Ancak dönemin Müze-i Humayun (İstanbul Arkeoloji Müzesi) müdürü Anton Dethier, Schliemann’ın her faaliyetini yakından takip ediyordu. 1881’de Dethier’in ölümünü fırsat bilen Schliemann, Troya hazinelerini bağışladığı Berlin Kraliyet Müzesi Müdürü Richard Schöne’e ulaşarak Yılanlı Sütun’u da götürebileceğini düşünmüş. Mektupta şu şekilde geçiyor:

“Herodot’a göre, Spartalılar tarafından Platea Savaşı’ndan sonra (MÖ 479) Delphi’de dikilen, üzerinde savaşa katılan tüm kentlerin adının yazılı olduğu, üç yılan biçimindeki yüksek bir kaidesi olan bronz anıt, 1600 yıldır İstanbul’daki At Meydanı’nda duruyor ve Türkler için küçücük bir önemi bile yok. Bu nedenle diplomatik yoldan Türk hükümetinden bunu elde etmenin çok kolay olduğuna inanıyorum. Her hâlükârda bunun için en uygun zaman gelmiştir. Çünkü bu tür şeylerin değerinden anlayan tek kişi olan İstanbul Müzesi Müdürü Dr. Dethier kısa bir süre önce öldü ve şu anda Türkiye’nin Almanya’ya çok ihtiyacı var. Bu yılanlı sütunun Berlin’deki müzenizde sergilenmesinin yol açacağı sevinci bir düşünün. Yılan başından bir tanesi İstanbul Müzesi’nde. Yanılmıyorsam sadece tek kafası eksik. Bildiğiniz gibi bir zamanlar bu sütunun üzerinde altından üçayak duruyormuş. Majesteleri Kayzer (Alman İmparatoru II. Wilhelm) doğrudan Sultan’a (2. Abdulhamid) yazsa, nasıl olur acaba? Ama belki de bu bakır pasının yediği eski metal yığının, ne kadar değersiz olduğuna Sultan’ı en iyi Kont Haztfeldt (Almanya İstanbul Büyükelçisi) ikna edebilir.”
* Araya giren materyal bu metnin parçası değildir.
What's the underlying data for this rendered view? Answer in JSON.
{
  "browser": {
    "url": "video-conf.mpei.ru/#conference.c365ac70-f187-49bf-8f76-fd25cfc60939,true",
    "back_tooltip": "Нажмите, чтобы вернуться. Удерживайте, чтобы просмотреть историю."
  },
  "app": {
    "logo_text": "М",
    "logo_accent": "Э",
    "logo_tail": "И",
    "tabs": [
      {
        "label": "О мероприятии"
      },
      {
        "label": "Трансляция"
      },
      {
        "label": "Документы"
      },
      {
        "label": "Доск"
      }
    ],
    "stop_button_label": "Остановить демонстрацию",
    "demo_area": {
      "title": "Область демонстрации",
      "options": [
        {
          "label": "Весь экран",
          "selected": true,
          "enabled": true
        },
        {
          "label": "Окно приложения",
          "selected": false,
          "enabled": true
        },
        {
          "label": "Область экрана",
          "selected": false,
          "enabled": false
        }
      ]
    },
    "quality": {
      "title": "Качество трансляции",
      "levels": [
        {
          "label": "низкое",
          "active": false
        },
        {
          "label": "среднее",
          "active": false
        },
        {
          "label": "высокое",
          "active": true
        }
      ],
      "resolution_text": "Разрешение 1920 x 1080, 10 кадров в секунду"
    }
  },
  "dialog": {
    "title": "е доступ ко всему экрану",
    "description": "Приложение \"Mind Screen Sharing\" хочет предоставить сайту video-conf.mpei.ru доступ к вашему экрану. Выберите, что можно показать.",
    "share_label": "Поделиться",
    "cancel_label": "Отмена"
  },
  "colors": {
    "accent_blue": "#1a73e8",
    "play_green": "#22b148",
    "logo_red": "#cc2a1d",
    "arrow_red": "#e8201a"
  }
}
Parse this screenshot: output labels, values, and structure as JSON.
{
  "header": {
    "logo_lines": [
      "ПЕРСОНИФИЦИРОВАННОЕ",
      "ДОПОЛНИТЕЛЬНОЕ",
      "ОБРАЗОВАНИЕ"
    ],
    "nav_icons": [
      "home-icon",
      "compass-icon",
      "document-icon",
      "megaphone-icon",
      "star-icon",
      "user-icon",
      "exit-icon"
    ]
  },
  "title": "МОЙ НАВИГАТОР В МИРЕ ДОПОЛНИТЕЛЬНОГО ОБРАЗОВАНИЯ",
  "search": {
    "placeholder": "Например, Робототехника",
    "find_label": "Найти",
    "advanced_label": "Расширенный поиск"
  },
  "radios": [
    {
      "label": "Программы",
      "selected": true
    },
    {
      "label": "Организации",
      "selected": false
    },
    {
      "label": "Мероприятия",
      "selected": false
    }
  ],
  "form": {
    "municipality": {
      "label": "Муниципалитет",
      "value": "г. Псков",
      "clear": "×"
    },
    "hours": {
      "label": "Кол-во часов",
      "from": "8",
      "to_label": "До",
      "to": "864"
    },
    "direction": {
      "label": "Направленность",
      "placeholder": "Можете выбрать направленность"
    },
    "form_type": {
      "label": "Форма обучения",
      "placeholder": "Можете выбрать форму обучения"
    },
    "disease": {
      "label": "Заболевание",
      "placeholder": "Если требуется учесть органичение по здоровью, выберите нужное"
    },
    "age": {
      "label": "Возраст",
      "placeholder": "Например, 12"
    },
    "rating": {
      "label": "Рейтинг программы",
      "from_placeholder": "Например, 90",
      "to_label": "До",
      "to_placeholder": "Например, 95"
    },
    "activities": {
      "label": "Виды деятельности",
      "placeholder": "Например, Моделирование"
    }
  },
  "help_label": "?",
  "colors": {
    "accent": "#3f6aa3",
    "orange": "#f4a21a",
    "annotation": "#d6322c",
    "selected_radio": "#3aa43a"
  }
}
Troya Kazı Başkanı Prof. Dr. Rüstem Aslan mektupla ilgili olarak şunları söylüyor: “Schliemann, buluntuları Osmanlı topraklarından çalıp götürmek için her şeyi göze alan, bir ‘eski eser hırsızı’ gibi davranan tipik bir 19. yüzyıl aydınıdır. Schliemann’ın Richard Schöne ile olan yazışması, hem dönemin içinde bulunduğu ‘kültürel yaklaşımı’ anlama, hem de Schliemann’ın Türklere ve buluntulara karşı tutumunu anlama acısından oldukça ilginç. Berlin Müze Müdürü Richard Schöne, Schliemann’ın bu garip isteğine 6 Nisan 1881’de cevap verir. Müze Müdürü Schöne, bahsettiği şeyin çok akıllıca olmadığını, Türklerin bu esere değer vermiyor olsalar da tüm dünyanın bu eseri çok iyi bildiğini ve bu nedenle böyle bir eserin Türkiye’den götürülmesinin çok büyük dikkat çekeceğini; ancak bu önemli eserin kalıbının bile müzesi için bir kazanç olacağını, nazik bir şekilde dile getirir. Schöne’nin kısa bir süre önce Troya buluntularını Berlin Müzesi’ne bağışlayan Schliemann’ı incitmeyecek nazik bir dil kullandığı satır aralarından okunabilmektedir. Gerçekten de Schliemann, 1890’daki ölümüne kadar aralıklarla Troas’ta çalışır ve 1890’a kadar eserleri batıya götürmeye devam eder.”

Günümüzde hala savaşların sürdüğü ve buluntuların sergileneceği yerlerle alakalı tartışmalar sürerken, konuya ilişkin geçmişe dair önemli bir anekdot daha açığa çıkmış oldu.